しかしながら、・・・。またしてもしかしながらです。実は、社会課題は理解しておく、学んでおくことには格好のテーマです。特に気候変動はSDGsの中でも類を見ない。他の教科である経済学や工学よりもはるかによい。なぜなら最も総合的なテーマなのです。

総合的なテーマは、長く、体系的な学習できる。歴史、社会、法律、政治、経済、地球科学、生命科学、あらゆる分野のひとたちが興味を示します。毎年、ひとつづつテーマを決めて、半年くらい集中して学んで理解を深める。それぞれの学科で使われている前提や研究のアプローチがわかるようになります。大学生の皆さんであれば、10年、いや、場合によっては、30年、学び続けることができます。

これは危機ではなく、むしろチャンスです。それが目の前にぶら下がっているわけですからつかんだほうがよい。わたしが学生であったころに気候変動の教材はありませんでした。
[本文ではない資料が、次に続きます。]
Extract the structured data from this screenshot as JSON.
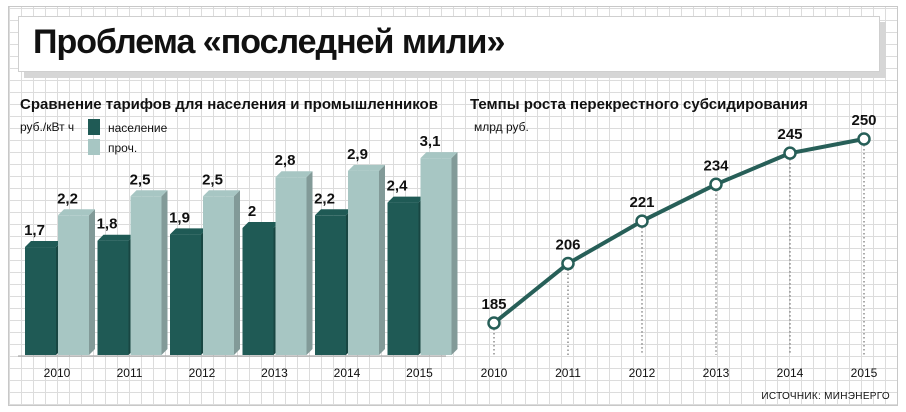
{
  "header": {
    "title": "Проблема «последней мили»"
  },
  "footer": {
    "source": "ИСТОЧНИК: МИНЭНЕРГО"
  },
  "colors": {
    "dark_teal": "#1f5a55",
    "light_teal": "#a7c6c3",
    "line": "#275f58"
  },
  "chart_data": [
    {
      "type": "bar",
      "title": "Сравнение тарифов для населения и промышленников",
      "ylabel": "руб./кВт ч",
      "categories": [
        "2010",
        "2011",
        "2012",
        "2013",
        "2014",
        "2015"
      ],
      "series": [
        {
          "name": "население",
          "values": [
            1.7,
            1.8,
            1.9,
            2,
            2.2,
            2.4
          ],
          "labels": [
            "1,7",
            "1,8",
            "1,9",
            "2",
            "2,2",
            "2,4"
          ]
        },
        {
          "name": "проч.",
          "values": [
            2.2,
            2.5,
            2.5,
            2.8,
            2.9,
            3.1
          ],
          "labels": [
            "2,2",
            "2,5",
            "2,5",
            "2,8",
            "2,9",
            "3,1"
          ]
        }
      ],
      "legend": "top-left",
      "ylim": [
        0,
        3.2
      ]
    },
    {
      "type": "line",
      "title": "Темпы роста перекрестного субсидирования",
      "ylabel": "млрд руб.",
      "x": [
        "2010",
        "2011",
        "2012",
        "2013",
        "2014",
        "2015"
      ],
      "y": [
        185,
        206,
        221,
        234,
        245,
        250
      ],
      "ylim": [
        170,
        260
      ]
    }
  ]
}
卒業をして、10年、社会人になってからもなく、大学院でもなかった。

当時、広く学べるテーマを探していたわたしは、経営学を選んだ。ただ、どこかでより広く学べるテーマはないものか。それを探していました。探索して見つけたのは海洋法というものでした。あれほど総合的に扱うテーマはないでしょう。経営学よりもはるかに広いです。

やらないまでも長く時間をかけて広く理解はしておく。週末3時間、お金は使わないようにすれば、だれにでもできるはずです。日比谷図書館には2Fに特設コーナーがあります。大手町の丸善本店でもすぐ見つかる。
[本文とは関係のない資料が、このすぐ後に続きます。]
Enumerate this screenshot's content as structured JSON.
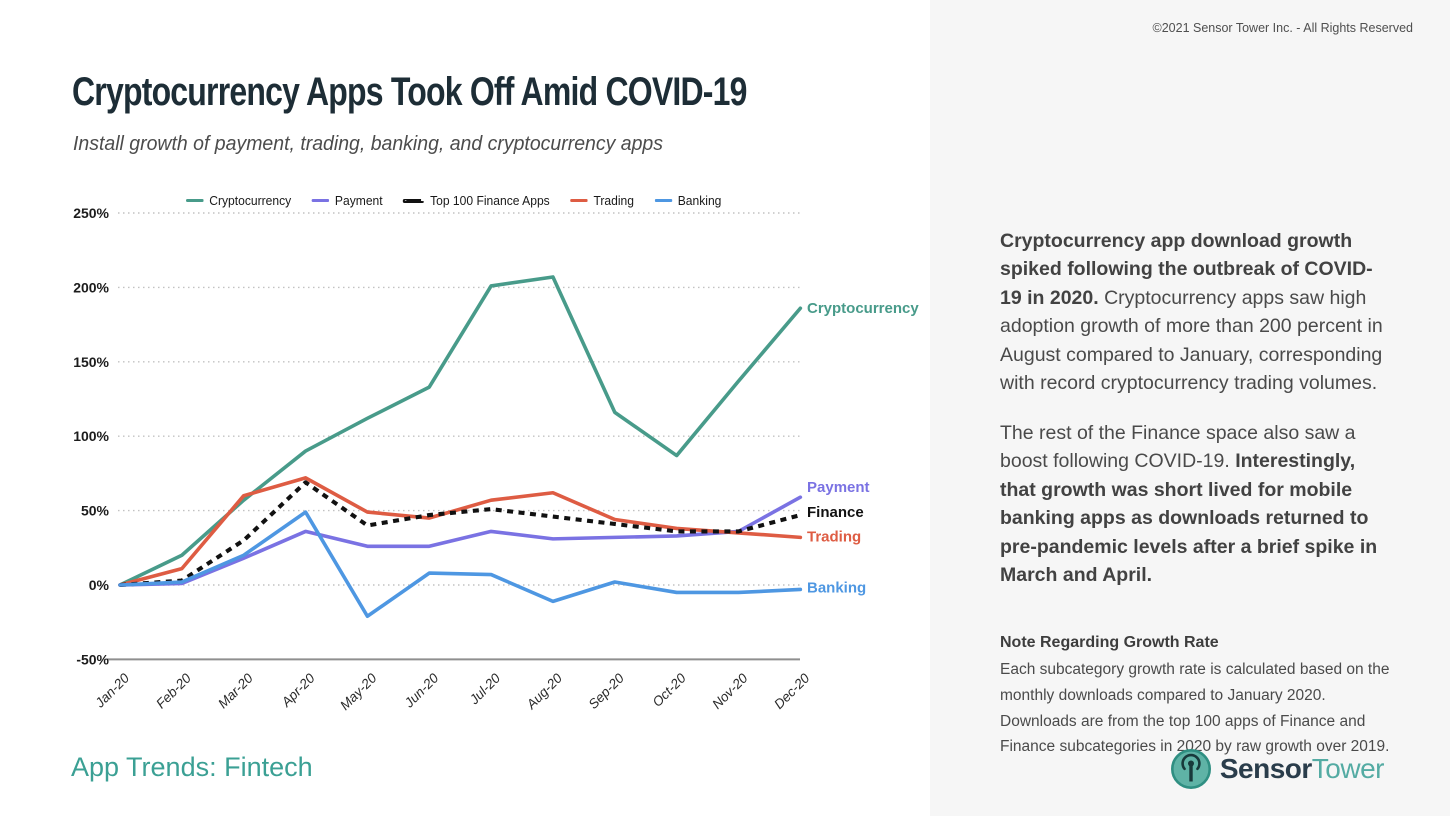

いまは、都内に出かけて仕事をすることはありません。地元の小さな図書館に出かける程度です。そこでも物事を学んだひとの成果を見てとれる。ときどきうれしくなります。毎朝、少しだけ読んで帰宅する。例えばこのような記事です。

欧米の英才教育を受けた人の文章はよみごたえがあります。切れ味がよい。ただし、このような記事はすぐには書けるようにはならない。知識、思考、文章になかなか追いつけない。よい訓練をよい場所で長期間にわたりうける。そうでないとこういった文章にはなりません。
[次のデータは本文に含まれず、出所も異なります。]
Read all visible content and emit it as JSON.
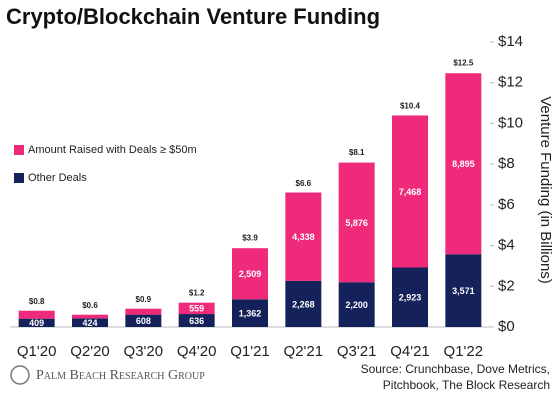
{
  "chart_data": {
    "type": "stacked-bar",
    "title": "Crypto/Blockchain Venture Funding",
    "y_axis_label": "Venture Funding (in Billions)",
    "categories": [
      "Q1'20",
      "Q2'20",
      "Q3'20",
      "Q4'20",
      "Q1'21",
      "Q2'21",
      "Q3'21",
      "Q4'21",
      "Q1'22"
    ],
    "series": [
      {
        "name": "Other Deals",
        "color": "#15215a",
        "values": [
          0.409,
          0.424,
          0.608,
          0.636,
          1.362,
          2.268,
          2.2,
          2.923,
          3.571
        ],
        "value_labels": [
          "409",
          "424",
          "608",
          "636",
          "1,362",
          "2,268",
          "2,200",
          "2,923",
          "3,571"
        ]
      },
      {
        "name": "Amount Raised with Deals ≥ $50m",
        "color": "#ef2a7b",
        "values": [
          0.39,
          0.18,
          0.29,
          0.559,
          2.509,
          4.338,
          5.876,
          7.468,
          8.895
        ],
        "value_labels": [
          null,
          null,
          null,
          "559",
          "2,509",
          "4,338",
          "5,876",
          "7,468",
          "8,895"
        ]
      }
    ],
    "totals": [
      {
        "value": 0.8,
        "label": "$0.8"
      },
      {
        "value": 0.6,
        "label": "$0.6"
      },
      {
        "value": 0.9,
        "label": "$0.9"
      },
      {
        "value": 1.2,
        "label": "$1.2"
      },
      {
        "value": 3.9,
        "label": "$3.9"
      },
      {
        "value": 6.6,
        "label": "$6.6"
      },
      {
        "value": 8.1,
        "label": "$8.1"
      },
      {
        "value": 10.4,
        "label": "$10.4"
      },
      {
        "value": 12.5,
        "label": "$12.5"
      }
    ],
    "ylim": [
      0,
      14
    ],
    "yticks": [
      {
        "value": 0,
        "label": "$0"
      },
      {
        "value": 2,
        "label": "$2"
      },
      {
        "value": 4,
        "label": "$4"
      },
      {
        "value": 6,
        "label": "$6"
      },
      {
        "value": 8,
        "label": "$8"
      },
      {
        "value": 10,
        "label": "$10"
      },
      {
        "value": 12,
        "label": "$12"
      },
      {
        "value": 14,
        "label": "$14"
      }
    ],
    "y_axis_side": "right",
    "source": [
      "Source: Crunchbase, Dove Metrics,",
      "Pitchbook, The Block Research"
    ],
    "brand": "Palm Beach Research Group"
  }
}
小さいころから読み、議論し、書いていること。それを続けるといかに明晰にものを考えて書く力が備わるかです。こういった文章が書けるように訓練するしかありません。これからも訓練する時間を確保しようと決心する次第です。

欧米のエリート層は時間に対してとても厳しい要求をつきつけます。何度やってもできなければそのうちに相手にされなります。相手にされなければ、必死にこちらから努力して近づいていくしかないです。